Hooking my arm in his, we make our way back to the house. If only it were that easy. But there’s still the baby, and Tom and Chelsea already care deeply about each other as best friends. Surely, raising a child together could turn that affection into love. Maybe he could even feel about her the way I feel about him, in time. “I don’t know.”

He smiles softly and pats my hand. “Let me know when you’ve made your decision.”

“Do you think Beth forgot about you?”

“Oh no,” he says, a twinkle in his eye. “She found me on Facebook. Would you believe it? She’s coming to visit, and if all goes well, I don’t think I’ll let her leave.”

“Facebook? Seriously?”

“Kaylea taught me how to use it.” He chuckles. “That girl is a social butterfly.”

“Would you have chosen her over my grandmother, my father?”

He stops, leaning heavily on his cane. “Princess, that’s a question only you can answer. I can’t even begin to give you advice on what you should do.”

But I’m already ten steps ahead of myself. Tom’s family is nothing like mine. They pile on top of each other like sardines, all up in each other’s business because they’re closer than any other people I’ve met. Nothing will change that, not even me.

Maybe I can accept responsibility for another woman’s baby, help them both raise it. I’m lighter than I’ve been since I left Reverence, a smile forming on my face for the first time since I came home.

I belong with Tom and his whole crazy, loud family, and I’m strong enough to plant myself in his life, come what may. I love him that much, and more. “I’m going back. Tonight. Now.”

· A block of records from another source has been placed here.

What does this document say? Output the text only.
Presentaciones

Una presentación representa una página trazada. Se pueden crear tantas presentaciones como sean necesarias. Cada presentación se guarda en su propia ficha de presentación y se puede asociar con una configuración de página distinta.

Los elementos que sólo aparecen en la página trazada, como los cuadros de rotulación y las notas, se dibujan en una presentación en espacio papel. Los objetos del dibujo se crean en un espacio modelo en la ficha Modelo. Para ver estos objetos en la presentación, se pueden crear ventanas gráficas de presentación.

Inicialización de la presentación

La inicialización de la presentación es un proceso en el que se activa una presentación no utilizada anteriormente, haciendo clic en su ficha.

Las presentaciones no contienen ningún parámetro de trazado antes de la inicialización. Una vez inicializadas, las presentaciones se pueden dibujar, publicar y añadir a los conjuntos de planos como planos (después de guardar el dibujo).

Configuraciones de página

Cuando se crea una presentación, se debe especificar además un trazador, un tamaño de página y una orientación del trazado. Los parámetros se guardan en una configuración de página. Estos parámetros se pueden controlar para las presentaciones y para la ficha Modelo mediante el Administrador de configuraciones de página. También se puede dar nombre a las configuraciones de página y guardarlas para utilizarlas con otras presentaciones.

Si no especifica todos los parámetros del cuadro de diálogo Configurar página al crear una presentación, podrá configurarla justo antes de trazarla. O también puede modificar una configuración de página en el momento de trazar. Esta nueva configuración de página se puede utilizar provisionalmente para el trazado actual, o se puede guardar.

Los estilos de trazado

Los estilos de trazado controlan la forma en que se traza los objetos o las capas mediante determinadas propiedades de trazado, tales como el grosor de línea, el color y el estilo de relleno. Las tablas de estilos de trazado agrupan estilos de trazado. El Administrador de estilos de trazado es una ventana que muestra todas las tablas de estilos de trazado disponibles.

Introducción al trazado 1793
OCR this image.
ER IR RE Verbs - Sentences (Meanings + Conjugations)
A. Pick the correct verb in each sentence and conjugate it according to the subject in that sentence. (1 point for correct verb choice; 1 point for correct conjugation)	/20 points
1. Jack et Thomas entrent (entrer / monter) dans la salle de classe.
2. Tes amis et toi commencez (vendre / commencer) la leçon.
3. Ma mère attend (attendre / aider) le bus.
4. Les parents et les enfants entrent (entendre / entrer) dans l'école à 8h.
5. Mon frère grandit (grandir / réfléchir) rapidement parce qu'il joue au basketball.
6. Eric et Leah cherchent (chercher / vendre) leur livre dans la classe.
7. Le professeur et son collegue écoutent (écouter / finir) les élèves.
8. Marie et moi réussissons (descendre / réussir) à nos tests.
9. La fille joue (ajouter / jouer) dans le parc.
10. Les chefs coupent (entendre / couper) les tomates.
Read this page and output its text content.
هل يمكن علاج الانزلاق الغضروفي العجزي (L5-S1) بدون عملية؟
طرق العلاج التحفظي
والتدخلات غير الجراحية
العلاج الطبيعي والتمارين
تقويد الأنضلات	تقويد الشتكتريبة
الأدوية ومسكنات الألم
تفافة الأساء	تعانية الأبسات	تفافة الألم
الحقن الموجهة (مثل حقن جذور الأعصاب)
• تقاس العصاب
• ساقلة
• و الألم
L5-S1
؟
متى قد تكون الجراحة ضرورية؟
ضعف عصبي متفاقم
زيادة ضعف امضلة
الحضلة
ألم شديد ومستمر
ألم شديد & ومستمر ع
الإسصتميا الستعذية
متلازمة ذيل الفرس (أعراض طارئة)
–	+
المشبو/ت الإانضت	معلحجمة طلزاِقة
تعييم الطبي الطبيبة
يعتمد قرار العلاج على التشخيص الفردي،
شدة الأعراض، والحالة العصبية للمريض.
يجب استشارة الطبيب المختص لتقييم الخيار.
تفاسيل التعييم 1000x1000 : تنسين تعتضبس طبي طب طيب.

“Hold your horses, princess.” Grandpa laughs, following me as I rush toward the house. “We’ll need to organize your flight.”

“I’m going to pack.” I spin around, race back and kiss his cheek. Then I bolt for the house, and it feels so damn good to run toward what I want, instead of away from it.

The car pulls up to the front of the house about an hour after I finished packing. My muscles are twitchy, jumping with the need to be on my way. I grab my suitcases and stop in front of Kaylea’s door. She doesn’t hear me when I knock, because she’s listening to music through headphones while she does something on her phone. So I go in and sit beside her, pulling one of the speakers away from her ear. “I’m leaving, Kaylea.”

“So soon?” She sits up, cross-legged on the bed, and drops her headphones around her neck. “You just came back.”

“I know it probably doesn’t make any sense, but I don’t fit here anymore. I wish things were different. I’ll miss you.”

“You aren’t hiding anymore.” She shrugs. “You can call any time. I can call you. You’ve got Stalkbook now. Do you have Twitter, Instagram, Snapchat?”

I can’t help but laugh at her. “I’ll get all of them, and you can come visit me, and I’ll come visit you.”

“Just promise not to disappear again.”

I hold out my pinky and she clutches it with hers. “Promise.”

Then she goes back to her music, and I make my way down to where my mother, father, and grandpa are waiting.

My mother kisses my cheek, her eyes a little bright, but she doesn’t say anything. My father barely takes two seconds from his phone conversation to ask why I couldn’t attend a perfectly good business school here.

But Grandpa holds my hand and walks me out to the waiting car, and I hug him while the driver puts my suitcases in the trunk. “Call me whenever you can, princess. I want to hear the happiness in your voice.”

“Okay, Grandpa,” I say as I step into the car. Then I wave goodbye the whole length of the driveway, even after I can’t see him anymore.

 

***

 

My stomach rumbles as I step off the plane onto the tarmac. I’ve been too nervous to eat since I made the decision to come back, and I’ve barely managed more than a mouthful over the last few days.

A light mist starts while we head into the terminal. It’s only a small, one building airport, which both private and domestic flights run through. I’m not sure what I do now. I stare at my phone. No one knows I’m here, and I don’t have Tom’s number. I tried to get hold of him on Facebook, but got no response. He might not want to see me. But that isn’t going to stop me. I probably should have asked Grandpa to organize a car to pick me up, but I didn’t, so I’m going to have to get a cab, or hire a rental if there is even one available. Dragging my suitcases behind me, I make my way to a kiosk to figure out my best option.